Vincent, la quarantaine, chef d'entreprise en faillite professionnelle et conjugale, découvre son homosexualité et la passion érotique dans un bar d'Athènes en la personne d'un jeune bourgeois grec, Théo, qui l'entraîne dans un enfer et un paradis d'alcool et de sexe. Théo se révèle très vite comme un amant vénéneux et vénal, un gigolo de luxe. Vincent plonge dans un inconnu autodestructeur, entre l'Acropole et les palaces européens, lâché par son épouse, sa famille et ses actionnaires. Cette liaison fatale ne pouvait durer. Elle sombre dans le malentendu sordide.
Sept ans plus tard cependant, Vincent, homosexuel assumé désormais, a retrouvé un nouvel équilibre et repris sa vie en main. Il apprend que son amant, malade, a disparu et légué à son jeune fils une maison dans une petite île du Dodécanèse. Il décide de s'y rendre, afin de comprendre ce jeune homme plus humain et plus complexe qu'il ne semblait...

NOTE DE L'ÉDITEUR : Un sujet très fort, rarement traité avec cette franchise brutale, la révolution intime d'un hétérosexuel marié et socialement adapté qui
se découvre une nouvelle identité, dans le contexte du monde gay contemporain.

L'AUTEUR : Pierre Vens est né en 1972 à Roubaix. Il a dirigé une entreprise et
vit à Paris. La Nuit grecque est son premier roman.

Extrait de La nuit grecque

Un mince filet de lumière fuse entre les lattes du store en bois sombre et lacère la chambre d'hôtel horizontalement, du lit à la porte d'entrée. Le réceptionniste du Hempel a accueilli Vincent avec un sourire entendu, celui qu'il réserve aux habitués avec lesquels il partage de petits secrets. Vincent est monté dans sa chambre, traversant les couloirs trop blancs, trop sobres, trop hauts de plafond. Il marche d'un pas assuré et, un témoin aurait pu le remarquer, rapide, trop pressé, alors que personne ne l'attend. Il entre dans la chambre sans y jeter un oeil, pose son bagage dans le dressing, enlève sa veste, l'accroche derrière la porte.

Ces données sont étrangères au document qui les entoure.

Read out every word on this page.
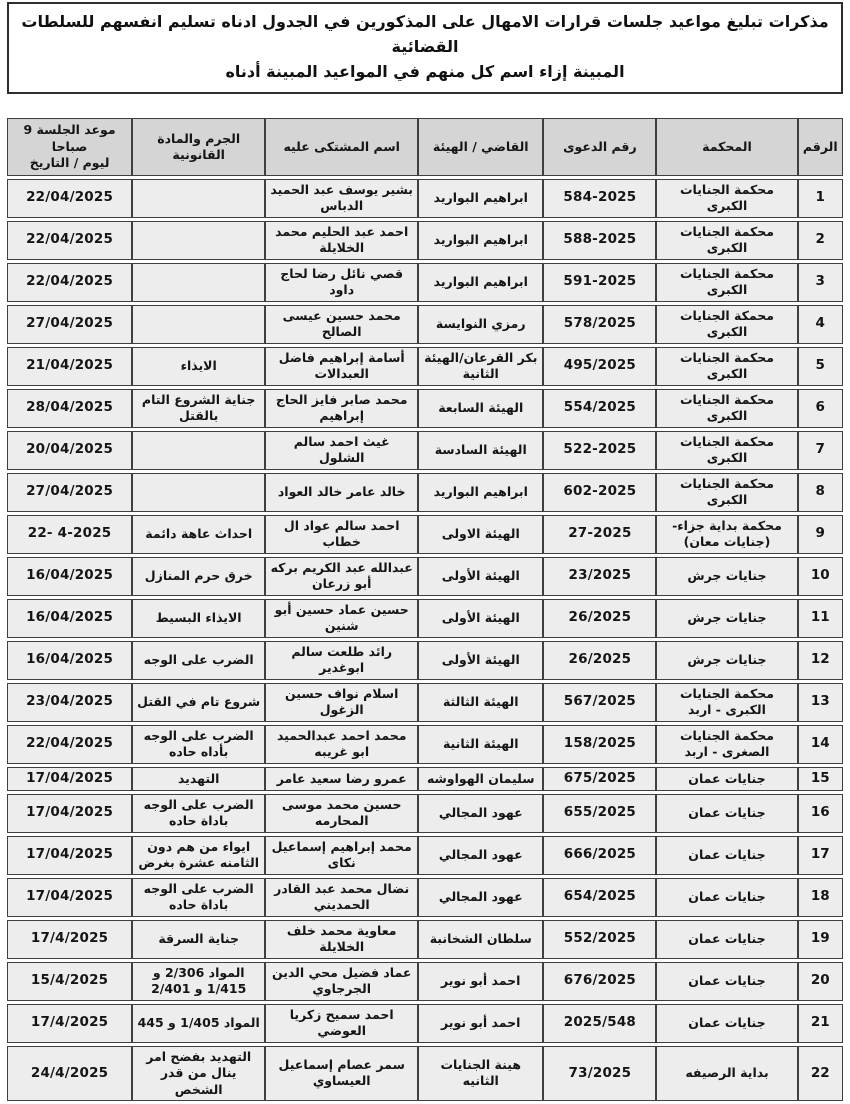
مذكرات تبليغ مواعيد جلسات قرارات الامهال على المذكورين في الجدول ادناه تسليم انفسهم للسلطات القضائية
المبينة إزاء اسم كل منهم في المواعيد المبينة أدناه
الرقم	المحكمة	رقم الدعوى	القاضي / الهيئة	اسم المشتكى عليه	الجرم والمادة القانونية	موعد الجلسة 9 صباحا
ليوم / التاريخ

1	محكمة الجنايات الكبرى	584-2025	ابراهيم البواريد	بشير يوسف عبد الحميد الدباس		22/04/2025
2	محكمة الجنايات الكبرى	588-2025	ابراهيم البواريد	احمد عبد الحليم محمد الخلايلة		22/04/2025
3	محكمة الجنايات الكبرى	591-2025	ابراهيم البواريد	قصي نائل رضا لحاج داود		22/04/2025
4	محمكة الجنايات الكبرى	578/2025	رمزي النوايسة	محمد حسين عيسى الصالح		27/04/2025
5	محكمة الجنايات الكبرى	495/2025	بكر القرعان/الهيئة الثانية	أسامة إبراهيم فاضل العبدالات	الايذاء	21/04/2025
6	محكمة الجنايات الكبرى	554/2025	الهيئة السابعة	محمد صابر فايز الحاج إبراهيم	جناية الشروع التام بالقتل	28/04/2025
7	محكمة الجنايات الكبرى	522-2025	الهيئة السادسة	غيث احمد سالم الشلول		20/04/2025
8	محكمة الجنايات الكبرى	602-2025	ابراهيم البواريد	خالد عامر خالد العواد		27/04/2025
9	محكمة بداية جزاء- (جنايات معان)	27-2025	الهيئة الاولى	احمد سالم عواد ال خطاب	احداث عاهة دائمة	22- 4-2025
10	جنايات جرش	23/2025	الهيئة الأولى	عبدالله عبد الكريم بركه أبو زرعان	خرق حرم المنازل	16/04/2025
11	جنايات جرش	26/2025	الهيئة الأولى	حسين عماد حسين أبو شنين	الايذاء البسيط	16/04/2025
12	جنايات جرش	26/2025	الهيئة الأولى	رائد طلعت سالم ابوغدير	الضرب على الوجه	16/04/2025
13	محكمة الجنايات الكبرى - اربد	567/2025	الهيئة الثالثة	اسلام نواف حسين الزغول	شروع تام في القتل	23/04/2025
14	محكمة الجنايات الصغرى - اربد	158/2025	الهيئة الثانية	محمد احمد عبدالحميد ابو غريبه	الضرب على الوجه بأداه حاده	22/04/2025
15	جنايات عمان	675/2025	سليمان الهواوشه	عمرو رضا سعيد عامر	التهديد	17/04/2025
16	جنايات عمان	655/2025	عهود المجالي	حسين محمد موسى المحارمه	الضرب على الوجه باداة حاده	17/04/2025
17	جنايات عمان	666/2025	عهود المجالي	محمد إبراهيم إسماعيل نكاى	ايواء من هم دون الثامنه عشرة بغرض	17/04/2025
18	جنايات عمان	654/2025	عهود المجالي	نضال محمد عبد القادر الحمديني	الضرب على الوجه باداة حاده	17/04/2025
19	جنايات عمان	552/2025	سلطان الشخانبة	معاوية محمد خلف الخلايلة	جناية السرقة	17/4/2025
20	جنايات عمان	676/2025	احمد أبو نوير	عماد فضيل محي الدين الجرجاوي	المواد 2/306 و 1/415 و 2/401	15/4/2025
21	جنايات عمان	2025/548	احمد أبو نوير	احمد سميح زكريا العوضي	المواد 1/405 و 445	17/4/2025
22	بداية الرصيفه	73/2025	هينة الجنايات الثانيه	سمر عصام إسماعيل العيساوي	التهديد بفضح امر ينال من قدر الشخص	24/4/2025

De son bagage il sort sa trousse de toilette et une chemise bleue. Le miroir de la salle de bain lui renvoie le visage d'un homme d'une quarantaine d'années au regard bleu. Ses cheveux ont commencé à blanchir uniformément mais les rides ont tardé à s'ancrer sur son visage. Il se regarde torse nu. Il a perdu du poids récemment, et ça lui va bien. Il se parfume, enfile sa chemise qui le mincit encore un peu plus, souligne sa musculation et dessine ses épaules rondes. Il referme les boutons puis se ravise et ouvre les deux premiers. Au moment où il repose le flacon de parfum, son alliance heurte le lavabo métallique et émet un petit bruit, comme un grincement, presque un pleur.
On ne doit pas se douter de sa préparation. Il ouvre la fenêtre de la salle de bain, qui donne sur un des rares jardins privés de Londres. Il faut que l'odeur du parfum fraîchement utilisé se dissipe dans le brouillard de la ville.

La chambre est blanche, comme le reste de l'hôtel. Le réceptionniste lui a confié qu'elle était sa préférée et que Michael Jackson, un hiver, avait logé là. La décoration est minimaliste. Le lit lui a semblé un peu haut la première fois mais pour l'usage qu'en fait Vincent, ce n'est pas un problème. Un système de câbles donne l'impression que le sommier est suspendu dans les airs. De fait, il bouge légèrement quand on s'assied dessus. Mais il est solidement arrimé, Vincent le sait bien. Sur la table de nuit, il pose son iPod, et sélectionne la Ballad of the Sad Young Man d'Hugh Coltman et appuie sur pause. Il verrouille son téléphone. Le monde peut s'effondrer, rien ne compte plus désormais.